Eleito em 21 de julho de 649, foi durante o seu papado que se celebrou pela primeira vez a festa da "Virgem Imaculada", em 25 de Março.
Passou mais de três anos, dos seus seis anos de pontificado, no exílio e na prisão.
Em 649, convocou um concílio em Latrão, no qual definiu a doutrina católica sobre a vontade e a natureza de Cristo, condenando os monotelistas que só admitiam em Cristo a existência da vontade divina.

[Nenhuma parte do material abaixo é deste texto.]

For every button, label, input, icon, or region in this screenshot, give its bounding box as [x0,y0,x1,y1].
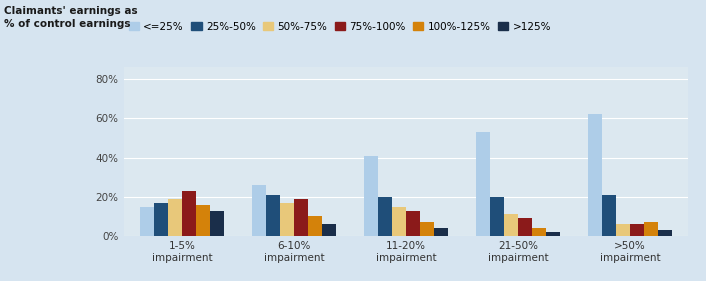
Bar [393,207,406,236]
Bar [196,205,210,236]
Bar [420,222,433,236]
Bar [630,224,644,236]
Bar [490,197,503,236]
Bar [616,224,630,236]
Bar [659,230,672,236]
Text: Claimants' earnings as
% of control earnings: Claimants' earnings as % of control earn… [4,6,137,29]
Bar [294,199,308,236]
Bar [477,132,490,236]
Bar [168,199,181,236]
Bar [210,210,224,236]
Bar [518,218,532,236]
Bar [266,195,280,236]
Bar [645,222,658,236]
Legend: <=25%, 25%-50%, 50%-75%, 75%-100%, 100%-125%, >125%: <=25%, 25%-50%, 50%-75%, 75%-100%, 100%-… [128,22,551,32]
Bar [309,216,322,236]
Bar [406,210,419,236]
Bar [434,228,448,236]
Bar [532,228,546,236]
Bar [364,156,378,236]
Bar [182,191,196,236]
Bar [322,224,335,236]
Bar [280,203,294,236]
Bar [504,214,517,236]
Bar [546,232,560,236]
Bar [602,195,616,236]
Bar [588,114,602,236]
Bar [140,207,153,236]
Bar [154,203,167,236]
Bar [378,197,392,236]
Bar [252,185,265,236]
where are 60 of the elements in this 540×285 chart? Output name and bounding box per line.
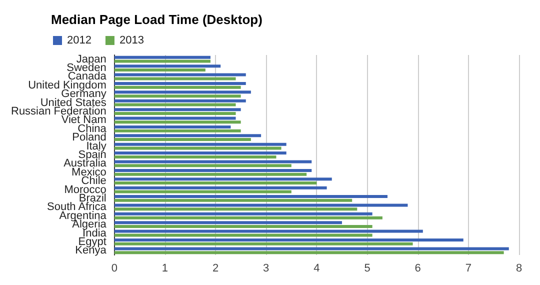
bar <box>114 160 312 164</box>
bar <box>114 60 210 63</box>
bar <box>114 116 236 120</box>
bar <box>114 204 408 207</box>
bar <box>114 172 307 176</box>
legend-label: 2013 <box>119 34 144 46</box>
bar <box>114 99 246 102</box>
bar <box>114 247 509 250</box>
bar <box>114 186 327 190</box>
bar <box>114 190 292 194</box>
x-tick-label: 7 <box>465 262 472 274</box>
bar <box>114 73 246 76</box>
x-tick-label: 6 <box>414 262 421 274</box>
bar <box>114 56 210 59</box>
bar <box>114 68 206 72</box>
bar <box>114 234 372 237</box>
bar <box>114 182 317 185</box>
bar <box>114 195 388 198</box>
bar <box>114 108 241 112</box>
bar <box>114 64 221 68</box>
chart-title: Median Page Load Time (Desktop) <box>51 12 262 27</box>
bar <box>114 242 413 246</box>
bar <box>114 103 236 106</box>
bar <box>114 238 464 242</box>
x-tick-label: 2 <box>212 262 219 274</box>
bar <box>114 94 241 98</box>
bar <box>114 120 241 124</box>
y-tick-label: Japan <box>76 53 106 66</box>
bar <box>114 178 332 181</box>
bar <box>114 129 241 132</box>
x-tick-label: 1 <box>162 262 168 274</box>
bar <box>114 134 262 138</box>
bar <box>114 208 358 211</box>
bar <box>114 221 342 224</box>
bar <box>114 212 372 216</box>
legend-label: 2012 <box>67 34 92 46</box>
bar <box>114 168 312 172</box>
bar <box>114 230 423 233</box>
bar <box>114 155 276 158</box>
bar <box>114 142 286 146</box>
bar <box>114 82 246 85</box>
bar <box>114 125 231 128</box>
bar <box>114 112 236 115</box>
bar <box>114 216 382 220</box>
bar <box>114 164 292 168</box>
bar <box>114 251 504 254</box>
bar <box>114 152 286 155</box>
bar <box>114 90 251 94</box>
x-tick-label: 4 <box>314 262 320 274</box>
bar <box>114 198 352 202</box>
x-tick-label: 3 <box>263 262 270 274</box>
x-tick-label: 5 <box>364 262 370 274</box>
bar <box>114 138 251 142</box>
bar <box>114 77 236 80</box>
bar <box>114 86 241 89</box>
y-tick-label: Chile <box>81 175 106 188</box>
bar <box>114 225 372 228</box>
bar <box>114 146 282 150</box>
x-tick-label: 0 <box>111 262 118 274</box>
x-tick-label: 8 <box>516 262 522 274</box>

Condenou e afastou os escritos dos imperadores bizantinos Heráclio (a Ecthesis) e Constante II, que enviou o exarca Olímpio para aprisioná-lo e levá-lo a Constantinopla. Porém, Olímpio morreu antes de executar a ordem imperial. O imperador nomeou novo exarca, Teodoro Calíope, que aprisionou o papa, levando-o a Constantinopla, onde sofreu juízo infame, sendo condenado à morte. Após ser forçado a renunciar, teve a pena capital suspensa, sendo encarcerado e submetido a maus-tratos. Ele foi desterrado para a ilha de Naxos e declarado herege, inimigo da Igreja e do Estado.
Martinho saiu de Roma aprisionado em 18 de junho de 653 e foi mantido no exílio até a sua morte em setembro de 655. O que aconteceu com o comando da Santa Sé depois de sua partida, até a eleição do seu sucessor, não é bem conhecido. Segundo os estudiosos, era usual naquela época, quando da vacância do cargo ou ausência do papa, que a Igreja fosse governada pelo Arcipreste, ou pelo Arcediago, ou ainda pelo primicério dos notários. Depois de cerca de um ano e dois meses, em 10 de agosto de 654, foi eleito o seu sucessor Eugênio I. Apesar da eleição do Papa Eugênio I, as fontes consideram o fim do pontificado do Papa Martinho I como sendo a data de sua morte, 16 de setembro de 655, cerca de um ano e um mês depois da eleição de seu sucessor.
Martinho faleceu em Quersoneso (atual Sebastapol, cidade portuária pertencente à Crimeia, ao sul da Ucrânia), a 16 de setembro de 655.
A maior parte das suas relíquias foram transferidas para Roma, onde repousam na basílica de San Martino ai Monti.